Nedbe dokusunun yerleştiği kas liflerinin normal kas liflerine oranı klinik tablonun şiddetini ve germe egzersizlerinden elde edilecek sonucu belirler. Eğer nedbe dokusu hakimse, kasın esnekliği azaldığından gerilebilme olasılığı da azalır ve egzersiz programı yetersiz kalır. Ayrıca 1 yaşından ufak olmasına karşın yüz asimetrisi bulunan veya boyun rotasyon hareketinde ileri kısıtlanması bulunan olgularda pasif germe egzersizlerinden sonuç alınması düşük bir olasılıktır. SKM kasında diffuz yayılım gösteren olgular da konservatif tedaviye dirençlidirler. Konservatif tedavinin en az 6 ay süreyle uygulanmasına karşın yanıt alınamayan olgularla, 1 yaşından sonra başvuran olgularda cerrahi girişim uygulanır.
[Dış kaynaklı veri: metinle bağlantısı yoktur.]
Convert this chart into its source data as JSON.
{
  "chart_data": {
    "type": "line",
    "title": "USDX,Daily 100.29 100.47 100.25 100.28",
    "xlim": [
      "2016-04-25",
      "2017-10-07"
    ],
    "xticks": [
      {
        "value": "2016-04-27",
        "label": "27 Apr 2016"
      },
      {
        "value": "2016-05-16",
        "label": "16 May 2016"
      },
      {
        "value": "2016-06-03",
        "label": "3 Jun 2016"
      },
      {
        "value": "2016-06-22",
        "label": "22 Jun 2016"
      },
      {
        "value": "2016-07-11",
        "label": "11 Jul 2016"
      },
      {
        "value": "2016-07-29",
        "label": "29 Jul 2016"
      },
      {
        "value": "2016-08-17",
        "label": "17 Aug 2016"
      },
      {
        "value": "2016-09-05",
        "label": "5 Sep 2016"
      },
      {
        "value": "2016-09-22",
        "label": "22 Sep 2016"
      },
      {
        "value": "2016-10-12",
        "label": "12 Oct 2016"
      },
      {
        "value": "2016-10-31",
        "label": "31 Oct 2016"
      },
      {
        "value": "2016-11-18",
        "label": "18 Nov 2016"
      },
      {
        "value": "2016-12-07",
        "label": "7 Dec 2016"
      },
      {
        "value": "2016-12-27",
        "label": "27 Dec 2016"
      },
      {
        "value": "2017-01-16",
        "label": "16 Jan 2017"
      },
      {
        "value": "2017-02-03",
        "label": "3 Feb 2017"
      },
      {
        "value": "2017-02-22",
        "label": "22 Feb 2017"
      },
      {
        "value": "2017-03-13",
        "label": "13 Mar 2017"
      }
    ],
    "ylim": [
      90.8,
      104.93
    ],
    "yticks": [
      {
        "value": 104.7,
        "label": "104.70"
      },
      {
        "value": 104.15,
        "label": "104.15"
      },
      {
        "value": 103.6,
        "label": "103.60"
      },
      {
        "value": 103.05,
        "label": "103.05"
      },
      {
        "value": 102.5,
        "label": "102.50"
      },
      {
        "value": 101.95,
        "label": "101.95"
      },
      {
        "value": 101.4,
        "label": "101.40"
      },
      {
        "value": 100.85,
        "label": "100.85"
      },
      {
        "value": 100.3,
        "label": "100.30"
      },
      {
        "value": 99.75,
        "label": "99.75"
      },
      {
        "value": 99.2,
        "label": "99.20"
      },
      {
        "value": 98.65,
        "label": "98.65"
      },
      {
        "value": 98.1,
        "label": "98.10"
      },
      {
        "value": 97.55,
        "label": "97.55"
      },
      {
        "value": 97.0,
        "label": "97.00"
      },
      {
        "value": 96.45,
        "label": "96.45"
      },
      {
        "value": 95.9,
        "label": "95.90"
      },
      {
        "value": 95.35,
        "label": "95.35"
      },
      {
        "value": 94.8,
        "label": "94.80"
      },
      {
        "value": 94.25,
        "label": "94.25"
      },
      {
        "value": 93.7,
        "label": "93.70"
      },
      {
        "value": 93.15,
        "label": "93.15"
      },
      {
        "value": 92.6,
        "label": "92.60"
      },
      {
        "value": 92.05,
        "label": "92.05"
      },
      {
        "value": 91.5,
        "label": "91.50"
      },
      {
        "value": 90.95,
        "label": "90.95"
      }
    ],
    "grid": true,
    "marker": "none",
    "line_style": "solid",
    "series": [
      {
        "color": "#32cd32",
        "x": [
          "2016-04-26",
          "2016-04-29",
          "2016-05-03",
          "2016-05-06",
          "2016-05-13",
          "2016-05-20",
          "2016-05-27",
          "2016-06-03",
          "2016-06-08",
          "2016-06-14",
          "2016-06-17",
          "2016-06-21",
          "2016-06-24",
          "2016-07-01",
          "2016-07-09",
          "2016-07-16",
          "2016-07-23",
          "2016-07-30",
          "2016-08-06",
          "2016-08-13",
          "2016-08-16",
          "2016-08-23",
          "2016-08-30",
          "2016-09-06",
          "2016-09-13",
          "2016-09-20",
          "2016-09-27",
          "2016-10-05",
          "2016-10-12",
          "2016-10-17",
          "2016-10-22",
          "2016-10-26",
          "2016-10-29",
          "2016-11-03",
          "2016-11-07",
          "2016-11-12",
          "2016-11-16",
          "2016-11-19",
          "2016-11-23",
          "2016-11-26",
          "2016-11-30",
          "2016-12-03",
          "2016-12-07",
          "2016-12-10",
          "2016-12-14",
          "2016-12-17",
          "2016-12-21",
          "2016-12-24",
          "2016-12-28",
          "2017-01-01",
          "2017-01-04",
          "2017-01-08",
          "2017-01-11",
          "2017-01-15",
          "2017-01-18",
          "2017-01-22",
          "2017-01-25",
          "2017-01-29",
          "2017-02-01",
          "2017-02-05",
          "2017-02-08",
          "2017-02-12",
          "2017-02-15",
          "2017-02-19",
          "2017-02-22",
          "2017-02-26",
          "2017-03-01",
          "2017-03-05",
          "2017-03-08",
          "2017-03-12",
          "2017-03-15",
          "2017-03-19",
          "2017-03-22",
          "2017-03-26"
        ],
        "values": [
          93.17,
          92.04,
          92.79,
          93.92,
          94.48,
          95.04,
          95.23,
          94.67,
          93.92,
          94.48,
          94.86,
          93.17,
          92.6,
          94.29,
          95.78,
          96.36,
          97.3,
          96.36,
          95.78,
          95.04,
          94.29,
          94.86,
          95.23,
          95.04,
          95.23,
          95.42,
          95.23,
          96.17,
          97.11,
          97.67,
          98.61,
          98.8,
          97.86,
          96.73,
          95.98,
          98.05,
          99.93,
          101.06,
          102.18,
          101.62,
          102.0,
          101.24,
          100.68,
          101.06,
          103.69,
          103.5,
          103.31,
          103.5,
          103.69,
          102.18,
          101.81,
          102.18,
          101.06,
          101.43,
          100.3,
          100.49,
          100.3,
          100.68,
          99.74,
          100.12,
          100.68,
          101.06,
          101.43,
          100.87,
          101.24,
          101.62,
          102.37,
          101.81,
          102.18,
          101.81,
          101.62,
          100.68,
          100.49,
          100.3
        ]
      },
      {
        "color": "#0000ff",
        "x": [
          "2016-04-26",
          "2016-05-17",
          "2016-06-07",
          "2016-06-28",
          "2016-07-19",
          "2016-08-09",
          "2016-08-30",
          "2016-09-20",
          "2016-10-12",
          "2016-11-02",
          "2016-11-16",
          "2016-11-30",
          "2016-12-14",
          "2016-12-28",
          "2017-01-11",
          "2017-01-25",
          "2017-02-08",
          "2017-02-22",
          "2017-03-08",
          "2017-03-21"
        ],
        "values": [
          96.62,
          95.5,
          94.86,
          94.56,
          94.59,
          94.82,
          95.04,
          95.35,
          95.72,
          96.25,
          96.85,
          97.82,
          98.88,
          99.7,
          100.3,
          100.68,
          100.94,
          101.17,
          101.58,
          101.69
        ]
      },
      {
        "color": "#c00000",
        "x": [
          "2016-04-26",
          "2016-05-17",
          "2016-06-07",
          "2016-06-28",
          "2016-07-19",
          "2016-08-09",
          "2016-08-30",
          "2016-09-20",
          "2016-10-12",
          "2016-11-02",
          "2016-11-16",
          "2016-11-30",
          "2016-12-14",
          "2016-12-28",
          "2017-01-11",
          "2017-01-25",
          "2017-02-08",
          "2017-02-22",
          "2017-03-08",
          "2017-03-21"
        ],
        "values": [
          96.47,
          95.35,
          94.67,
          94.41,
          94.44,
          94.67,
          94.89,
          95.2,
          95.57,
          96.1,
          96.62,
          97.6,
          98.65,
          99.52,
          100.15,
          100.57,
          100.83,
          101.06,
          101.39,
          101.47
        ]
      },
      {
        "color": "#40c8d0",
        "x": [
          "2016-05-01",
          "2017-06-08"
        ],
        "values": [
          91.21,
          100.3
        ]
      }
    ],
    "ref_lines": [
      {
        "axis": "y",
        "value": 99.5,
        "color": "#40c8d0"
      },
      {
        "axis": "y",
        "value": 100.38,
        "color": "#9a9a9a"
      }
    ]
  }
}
Cerrahi girişimle boyun hareketlerindeki kısıtlılık ortadan kalkmakta, ancak cerrahi girişim 4 ila 5 yaşından sonra yapılmışsa yüzdeki asimetrinin belli bir miktarı kalıcı olmaktadır. Ayrıca omurlar da boyundaki eğriliğe uyum sağladıklarından 10 ila 12 yaşından sonra boyundaki eğrilikte tam bir düzelme mümkün olmamaktadır. Hasta bu gerçekler konusunda bilgilendirilmelidir.